BANGLADESH'S Supreme Court has sentenced an Islamist leader to death for war crimes, overturning a life sentence imposed by a tribunal and triggering outrage from his lawyers and protests from his supporters.

The war crimes tribunal found Abdul Quader Mollah, assistant secretary general of the outlawed Jamaat-e-Islami party, guilty of murder, rape and torture during the 1971 war of independence from Pakistan.

The life sentence imposed in February also triggered protests by people hoping he would get the death penalty.

In response, parliament amended a law to allow the state to appeal against any verdict or sentence passed by the tribunal. Bangladesh has been hit in recent months by a wave of violent protests over war crimes convictions, presenting the government with a security and credibility challenge ahead of polls early next year. More than 100 people have been killed in protests and counter-protests since January.

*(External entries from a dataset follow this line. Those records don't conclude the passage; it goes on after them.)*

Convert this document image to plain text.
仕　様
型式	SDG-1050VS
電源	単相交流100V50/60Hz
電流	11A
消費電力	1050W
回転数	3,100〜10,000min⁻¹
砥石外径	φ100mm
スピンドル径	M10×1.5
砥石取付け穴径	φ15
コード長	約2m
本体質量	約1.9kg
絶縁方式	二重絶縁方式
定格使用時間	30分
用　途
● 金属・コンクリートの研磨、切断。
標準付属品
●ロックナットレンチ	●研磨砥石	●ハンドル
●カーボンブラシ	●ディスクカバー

Defence attorney Abdur Razzak dismissed the sentence as politically motivated and said it would file a petition for a review, but Attorney General Mahbube Alam said a review was not an option under the constitution.

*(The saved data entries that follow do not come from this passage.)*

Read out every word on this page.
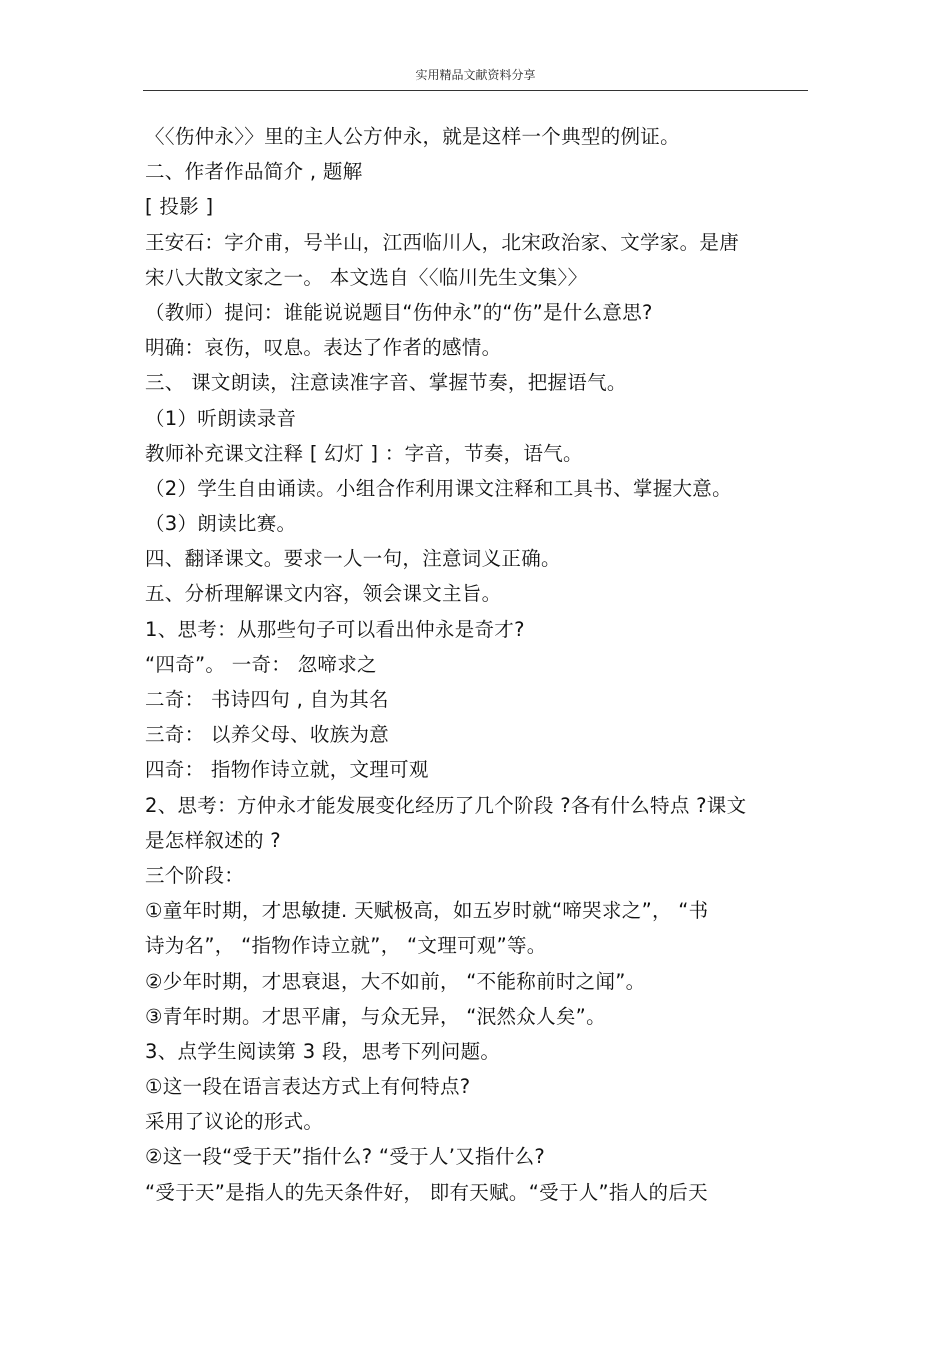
实用精品文献资料分享
〈〈伤仲永〉〉里的主人公方仲永，就是这样一个典型的例证。
二、作者作品简介 , 题解
[ 投影 ]
王安石：字介甫，号半山，江西临川人，北宋政治家、文学家。是唐
宋八大散文家之一。 本文选自〈〈临川先生文集〉〉
（教师）提问：谁能说说题目“伤仲永”的“伤”是什么意思?
明确：哀伤，叹息。表达了作者的感情。
三、 课文朗读，注意读准字音、掌握节奏，把握语气。
（1）听朗读录音
教师补充课文注释 [ 幻灯 ] ：字音，节奏，语气。
（2）学生自由诵读。小组合作利用课文注释和工具书、掌握大意。
（3）朗读比赛。
四、翻译课文。要求一人一句，注意词义正确。
五、分析理解课文内容，领会课文主旨。
1、思考：从那些句子可以看出仲永是奇才?
“四奇”。 一奇： 忽啼求之
二奇： 书诗四句 , 自为其名
三奇： 以养父母、收族为意
四奇： 指物作诗立就，文理可观
2、思考：方仲永才能发展变化经历了几个阶段 ?各有什么特点 ?课文
是怎样叙述的 ?
三个阶段：
①童年时期，才思敏捷. 天赋极高，如五岁时就“啼哭求之”， “书
诗为名”， “指物作诗立就”， “文理可观”等。
②少年时期，才思衰退，大不如前， “不能称前时之闻”。
③青年时期。才思平庸，与众无异， “泯然众人矣”。
3、点学生阅读第 3 段，思考下列问题。
①这一段在语言表达方式上有何特点?
采用了议论的形式。
②这一段“受于天”指什么? “受于人’又指什么?
“受于天”是指人的先天条件好， 即有天赋。“受于人”指人的后天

"This decision over which the accused now has no further right of appeal or review is in clear breach of international law," Mollah's international legal team said in a statement.

"It lends further weight to calls for the war crimes trials to be condemned and replaced by a credible, international criminal tribunal, under the auspices of the UN."

Several Jamaat leaders and two from another group are still on trial at the tribunal. The New York-based Human Rights Watch group has criticised the tribunal's procedures.